Loin de se cacher derrière une neutralité qui, selon elle, n’est « pas atteignable », Salomé Saqué va même jusqu’à revendiquer cette absence, parfois, d’objectivité. Notamment lorsqu’elle aborde des sujets qui la touchent personnellement, comme la crise climatique et l’indifférence systémique à l’encontre des jeunes hommes et des jeunes femmes de sa génération.

Elle explique néanmoins être consciente de ne pas représenter tous les jeunes : « L’embrasement des banlieues de 2005, je ne l’ai pas connu. Je n’ai pas non plus été victime de violences policières ou de racisme lorsque j’étais plus jeune. Je n’ai donc jamais eu la prétention de devenir porte-parole de la jeunesse. » Car Salomé Saqué, malgré ses multiples interventions sur les plateaux télé et sa notoriété grandissante, reste modeste. Comme le milieu d’où elle vient. « Je ne viens pas d’une famille pauvre, mais pas non plus aisée », juge cette fille de parents fonctionnaires, ayant grandi dans un village de quelques centaines d’habitants en Ardèche.

« Je n’ai jamais voulu opposer les générations »
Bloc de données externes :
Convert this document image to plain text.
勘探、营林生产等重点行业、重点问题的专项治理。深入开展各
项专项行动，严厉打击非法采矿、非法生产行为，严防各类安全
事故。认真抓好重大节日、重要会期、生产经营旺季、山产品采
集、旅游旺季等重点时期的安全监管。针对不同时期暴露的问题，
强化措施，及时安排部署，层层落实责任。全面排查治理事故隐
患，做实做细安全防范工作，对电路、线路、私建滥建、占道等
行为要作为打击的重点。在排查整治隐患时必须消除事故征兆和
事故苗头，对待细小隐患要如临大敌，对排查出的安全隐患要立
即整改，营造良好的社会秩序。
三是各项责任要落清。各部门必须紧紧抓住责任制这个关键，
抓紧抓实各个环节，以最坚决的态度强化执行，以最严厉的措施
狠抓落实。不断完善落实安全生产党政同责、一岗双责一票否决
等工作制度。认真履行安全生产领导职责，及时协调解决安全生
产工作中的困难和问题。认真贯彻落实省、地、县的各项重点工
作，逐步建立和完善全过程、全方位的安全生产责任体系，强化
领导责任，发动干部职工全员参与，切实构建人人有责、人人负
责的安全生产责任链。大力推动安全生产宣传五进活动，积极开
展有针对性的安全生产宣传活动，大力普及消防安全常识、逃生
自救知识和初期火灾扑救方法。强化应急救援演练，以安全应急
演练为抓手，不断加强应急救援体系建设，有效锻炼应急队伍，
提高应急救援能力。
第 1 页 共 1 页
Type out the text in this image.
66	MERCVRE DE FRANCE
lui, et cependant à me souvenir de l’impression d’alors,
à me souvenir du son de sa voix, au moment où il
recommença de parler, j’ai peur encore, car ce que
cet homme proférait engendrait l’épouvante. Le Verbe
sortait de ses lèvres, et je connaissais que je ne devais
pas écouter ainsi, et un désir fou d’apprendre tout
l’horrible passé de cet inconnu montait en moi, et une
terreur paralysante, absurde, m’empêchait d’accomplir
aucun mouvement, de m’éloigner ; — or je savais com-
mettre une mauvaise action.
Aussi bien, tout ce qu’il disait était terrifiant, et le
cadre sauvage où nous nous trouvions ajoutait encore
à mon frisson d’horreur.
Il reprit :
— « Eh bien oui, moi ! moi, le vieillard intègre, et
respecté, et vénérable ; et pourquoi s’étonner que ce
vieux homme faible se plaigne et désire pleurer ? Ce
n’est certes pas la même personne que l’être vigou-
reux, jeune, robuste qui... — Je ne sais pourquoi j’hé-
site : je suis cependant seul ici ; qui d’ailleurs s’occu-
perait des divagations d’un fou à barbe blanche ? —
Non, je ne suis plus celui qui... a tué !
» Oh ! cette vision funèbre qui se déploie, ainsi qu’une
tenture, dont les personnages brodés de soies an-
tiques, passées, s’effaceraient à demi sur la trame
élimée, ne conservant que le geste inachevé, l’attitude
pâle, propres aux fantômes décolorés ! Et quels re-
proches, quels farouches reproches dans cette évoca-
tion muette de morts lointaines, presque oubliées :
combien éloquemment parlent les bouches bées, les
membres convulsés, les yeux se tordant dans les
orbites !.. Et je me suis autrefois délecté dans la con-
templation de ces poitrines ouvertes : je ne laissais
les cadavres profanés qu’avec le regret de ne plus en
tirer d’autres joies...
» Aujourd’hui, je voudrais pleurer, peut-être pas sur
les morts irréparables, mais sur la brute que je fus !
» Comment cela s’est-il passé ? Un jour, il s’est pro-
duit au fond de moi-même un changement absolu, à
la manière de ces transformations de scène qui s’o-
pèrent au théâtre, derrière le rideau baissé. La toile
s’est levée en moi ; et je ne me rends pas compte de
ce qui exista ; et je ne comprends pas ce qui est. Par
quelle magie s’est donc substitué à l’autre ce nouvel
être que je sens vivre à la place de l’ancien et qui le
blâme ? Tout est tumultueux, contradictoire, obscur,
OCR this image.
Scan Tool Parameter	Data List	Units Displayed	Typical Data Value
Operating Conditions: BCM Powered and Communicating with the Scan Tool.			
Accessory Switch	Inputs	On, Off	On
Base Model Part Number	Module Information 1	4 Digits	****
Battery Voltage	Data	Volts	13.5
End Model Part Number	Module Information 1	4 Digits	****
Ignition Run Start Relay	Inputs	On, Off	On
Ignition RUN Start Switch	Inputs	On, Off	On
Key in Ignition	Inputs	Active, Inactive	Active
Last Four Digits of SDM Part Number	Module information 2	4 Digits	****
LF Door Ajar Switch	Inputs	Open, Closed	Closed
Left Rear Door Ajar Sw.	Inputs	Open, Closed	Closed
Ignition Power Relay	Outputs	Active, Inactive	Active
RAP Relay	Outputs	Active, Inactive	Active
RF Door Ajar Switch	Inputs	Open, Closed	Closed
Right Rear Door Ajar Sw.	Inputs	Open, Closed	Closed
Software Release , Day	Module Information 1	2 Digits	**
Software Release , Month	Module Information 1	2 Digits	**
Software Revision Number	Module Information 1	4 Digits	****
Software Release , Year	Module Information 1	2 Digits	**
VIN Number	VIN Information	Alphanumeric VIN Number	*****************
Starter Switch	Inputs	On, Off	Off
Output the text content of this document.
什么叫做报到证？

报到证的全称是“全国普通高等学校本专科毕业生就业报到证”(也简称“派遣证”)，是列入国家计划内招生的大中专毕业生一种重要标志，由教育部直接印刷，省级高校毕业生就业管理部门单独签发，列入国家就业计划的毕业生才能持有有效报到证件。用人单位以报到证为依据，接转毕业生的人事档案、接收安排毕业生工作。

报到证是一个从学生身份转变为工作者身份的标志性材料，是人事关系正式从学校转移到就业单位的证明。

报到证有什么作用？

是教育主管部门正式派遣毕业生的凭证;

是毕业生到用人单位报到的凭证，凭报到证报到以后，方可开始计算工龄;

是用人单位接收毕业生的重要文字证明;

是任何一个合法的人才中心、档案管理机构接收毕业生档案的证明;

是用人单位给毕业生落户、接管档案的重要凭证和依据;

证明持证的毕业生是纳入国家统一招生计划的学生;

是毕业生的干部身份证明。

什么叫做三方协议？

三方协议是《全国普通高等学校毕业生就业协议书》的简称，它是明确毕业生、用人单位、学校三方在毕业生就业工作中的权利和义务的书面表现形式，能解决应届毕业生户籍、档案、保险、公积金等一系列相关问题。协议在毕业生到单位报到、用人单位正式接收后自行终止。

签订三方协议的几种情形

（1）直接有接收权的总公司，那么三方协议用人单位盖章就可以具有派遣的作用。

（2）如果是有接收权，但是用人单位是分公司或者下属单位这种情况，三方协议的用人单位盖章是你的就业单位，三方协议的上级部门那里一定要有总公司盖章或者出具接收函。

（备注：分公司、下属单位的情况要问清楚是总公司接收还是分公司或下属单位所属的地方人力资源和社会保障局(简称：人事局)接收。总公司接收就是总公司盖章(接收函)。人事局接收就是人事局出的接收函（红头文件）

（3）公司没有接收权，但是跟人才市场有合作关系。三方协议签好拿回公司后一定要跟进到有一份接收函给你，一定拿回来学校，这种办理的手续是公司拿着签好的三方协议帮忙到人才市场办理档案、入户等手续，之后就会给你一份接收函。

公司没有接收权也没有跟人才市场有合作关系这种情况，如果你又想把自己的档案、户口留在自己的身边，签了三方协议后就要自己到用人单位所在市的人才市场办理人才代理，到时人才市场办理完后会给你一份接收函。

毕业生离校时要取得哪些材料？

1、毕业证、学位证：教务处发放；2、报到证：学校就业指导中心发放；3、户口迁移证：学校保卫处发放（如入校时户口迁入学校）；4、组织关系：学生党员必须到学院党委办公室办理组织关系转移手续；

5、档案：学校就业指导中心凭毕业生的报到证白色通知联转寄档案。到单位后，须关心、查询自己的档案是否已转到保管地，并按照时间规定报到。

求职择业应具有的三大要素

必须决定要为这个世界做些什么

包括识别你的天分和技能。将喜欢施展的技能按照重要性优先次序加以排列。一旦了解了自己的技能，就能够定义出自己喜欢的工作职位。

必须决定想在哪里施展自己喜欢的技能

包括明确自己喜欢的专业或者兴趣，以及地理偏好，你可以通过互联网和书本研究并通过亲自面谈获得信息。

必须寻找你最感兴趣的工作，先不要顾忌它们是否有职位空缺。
Cette année de promotion pour porter son premier ouvrage, « plutôt destiné aux plus âgés et pas forcément aux plus jeunes », précise-t-elle, n’a pas forcément été un long fleuve tranquille. Malgré une bonne réception de son livre, le fait même d’oser placer au centre de son enquête la jeunesse française d’hier et d’aujourd’hui a suscité de vives réactions. Parfois surprenantes et inconfortables.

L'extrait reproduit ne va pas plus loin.